Hard times ahead after EU’s red flag on Kenyan produce

Red Land Roses growing in a farm in Kiambu County. Cut flowers will suddenly be subjected to tariffs of 8.5 per cent, Fish will attract 6 per cent, pineapple juice and other fruit juices from Kenya will cost 11.7 per cent more for European clients. PHOTO | SALATON NJAU | FILE |

What you need to know:

  • The ministry of agriculture is said to have held crisis meetings, including one on Monday, chaired by Cabinet Secretary Felix Koskei.
  • Investigations by Saturday Nation reveal that the Kenya Plant Health Inspectorate Service has suspended export certificates for farmers in Meru and Kirinyaga pending an audit of their production systems.

Anxiety has gripped the multi-billion Kenyan horticulture industry after the European Union expressed worry over five popular products.

The union claims mangoes, karella (bitter gourd), the popular cooking herb, basil, as well as gypsophila and eryngium flowers, have a heavy presence of organisms and pesticides.

Investigations by Saturday Nation reveal that the Kenya Plant Health Inspectorate Service has suspended export certificates for farmers in Meru and Kirinyaga pending an audit of their production systems.

The five crops are said to have heavy presence of noisome organisms such as fruit flies, leaf miner and thrips.

Sources revealed that things could get worse after some farmers were advised not to grow certain crops — outside of the five — until next month when a key European Union meeting will decide Kenya’s fate. This will be heavy losses for farmers whose crops are in the field.

CRISIS MEETING

The ministry of agriculture is said to have held crisis meetings, including one on Monday, chaired by Cabinet Secretary Felix Koskei.

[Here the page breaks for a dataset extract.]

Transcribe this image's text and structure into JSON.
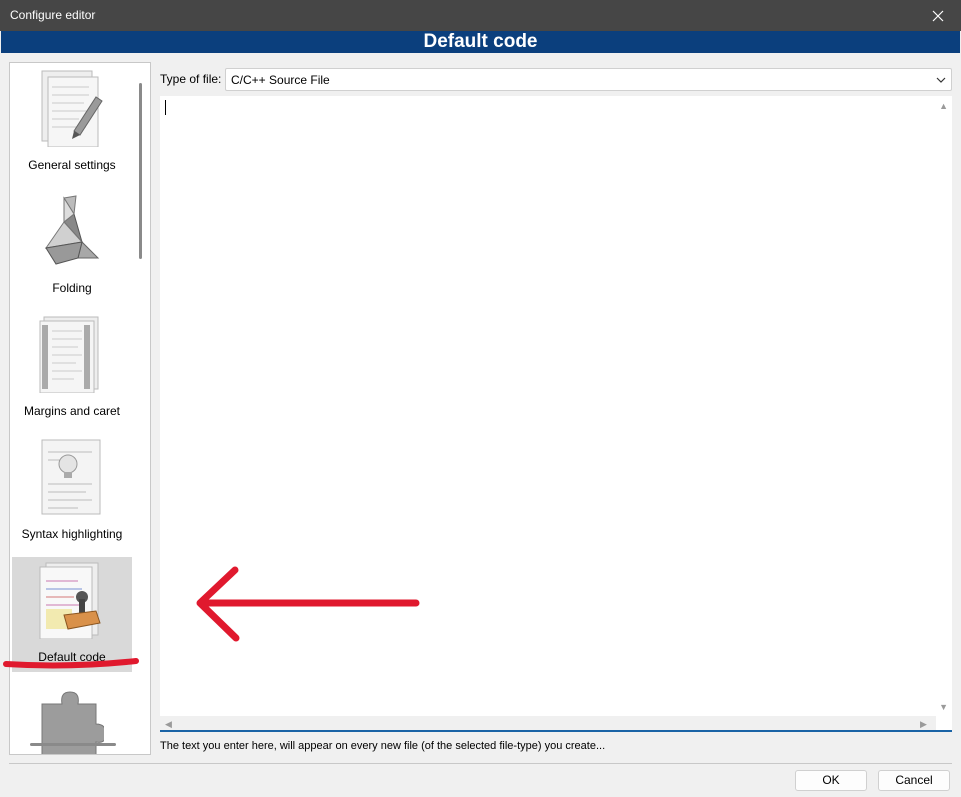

The situation could get even grimmer with officials intimating that the European Union meeting could return a damning verdict on Kenya. This means only non-edible crops such as flowers could survive, which spells doom for small-scale farmers who don’t grow flowers.

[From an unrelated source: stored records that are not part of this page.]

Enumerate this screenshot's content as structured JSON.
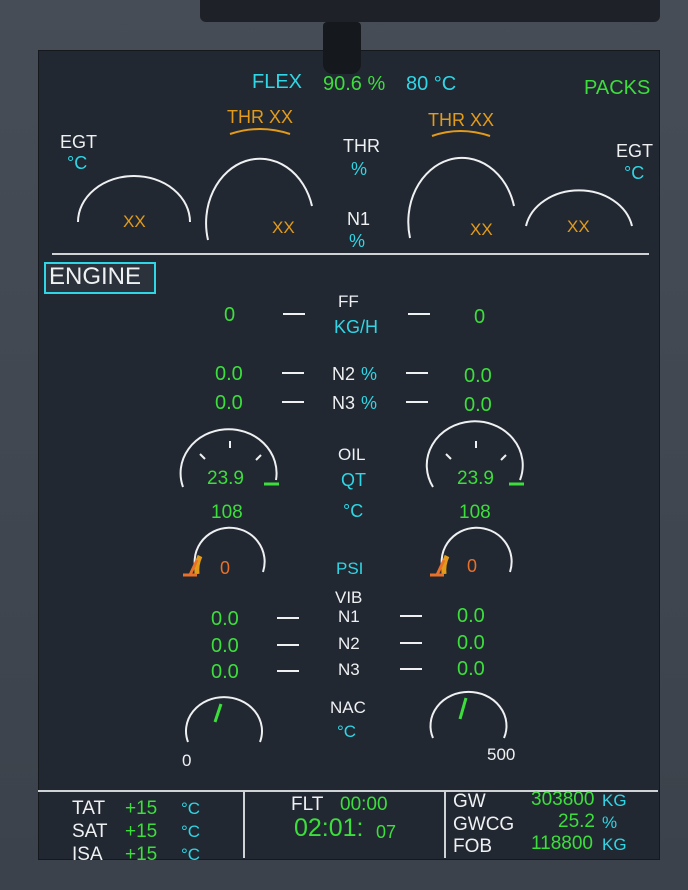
{
  "header": {
    "flex_label": "FLEX",
    "flex_value": "90.6 %",
    "flex_temp": "80 °C",
    "packs_label": "PACKS"
  },
  "egt": {
    "label": "EGT",
    "unit": "°C",
    "left_value": "XX",
    "right_value": "XX"
  },
  "n1": {
    "thr_label": "THR",
    "thr_unit": "%",
    "n1_label": "N1",
    "n1_unit": "%",
    "left_thr": "THR XX",
    "right_thr": "THR XX",
    "left_value": "XX",
    "right_value": "XX"
  },
  "page": {
    "title": "ENGINE"
  },
  "ff": {
    "label": "FF",
    "unit": "KG/H",
    "left": "0",
    "right": "0"
  },
  "n2": {
    "label": "N2",
    "unit": "%",
    "left": "0.0",
    "right": "0.0"
  },
  "n3": {
    "label": "N3",
    "unit": "%",
    "left": "0.0",
    "right": "0.0"
  },
  "oil": {
    "label": "OIL",
    "qt_unit": "QT",
    "temp_unit": "°C",
    "left_qt": "23.9",
    "right_qt": "23.9",
    "left_temp": "108",
    "right_temp": "108",
    "psi_unit": "PSI",
    "left_psi": "0",
    "right_psi": "0"
  },
  "vib": {
    "label": "VIB",
    "n1_label": "N1",
    "n2_label": "N2",
    "n3_label": "N3",
    "left_n1": "0.0",
    "right_n1": "0.0",
    "left_n2": "0.0",
    "right_n2": "0.0",
    "left_n3": "0.0",
    "right_n3": "0.0"
  },
  "nac": {
    "label": "NAC",
    "unit": "°C",
    "scale_min": "0",
    "scale_max": "500"
  },
  "footer": {
    "tat_label": "TAT",
    "tat_value": "+15",
    "tat_unit": "°C",
    "sat_label": "SAT",
    "sat_value": "+15",
    "sat_unit": "°C",
    "isa_label": "ISA",
    "isa_value": "+15",
    "isa_unit": "°C",
    "flt_label": "FLT",
    "flt_time": "00:00",
    "clock_hm": "02:01:",
    "clock_s": "07",
    "gw_label": "GW",
    "gw_value": "303800",
    "gw_unit": "KG",
    "gwcg_label": "GWCG",
    "gwcg_value": "25.2",
    "gwcg_unit": "%",
    "fob_label": "FOB",
    "fob_value": "118800",
    "fob_unit": "KG"
  },
  "colors": {
    "green": "#3cde3c",
    "cyan": "#2fd6e6",
    "amber": "#e39b1a",
    "white": "#eef0f2",
    "background": "#222831"
  }
}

Kephis managing director James Onsando on Thursday said the government had sent an action plan to the EU outlining how it intends to manage the problem that threatens the top foreign exchange earner that fetched Sh93 billion for Kenya last year alone.

Ninety per cent of Kenya’s horticulture revenue comes from Europe. “If by September 30 we are still performing very dismally, then the EU will be forced to take action, meaning, we may lose the segment of the market we have been supplying,” Dr Onsando said.

“We know exactly who is responsible for the situation Kenya finds itself in,” Dr Onsando said, as he blamed the crisis on what he described as ‘dodgy exporters’ out to make quick money.

QUICK RECOVERY

Dr Onsando singled out Meru and Kirinyaga—major sources of podded peas and French beans respectively—for being notorious for exporting produce that contravenes EU regulations.

Meru region is already reeling under the UK ban on miraa, and can ill-afford to run afoul of the EU over the legumes and bitter guards.

Dr Onsando, however, declined to name particular offenders, citing confidentiality and legal repercussions.

Kephis has not had problems with produce from the Kinangop sub-county of Nyandarua County, a major source of horticultural produce including peas and sugar snaps, he said.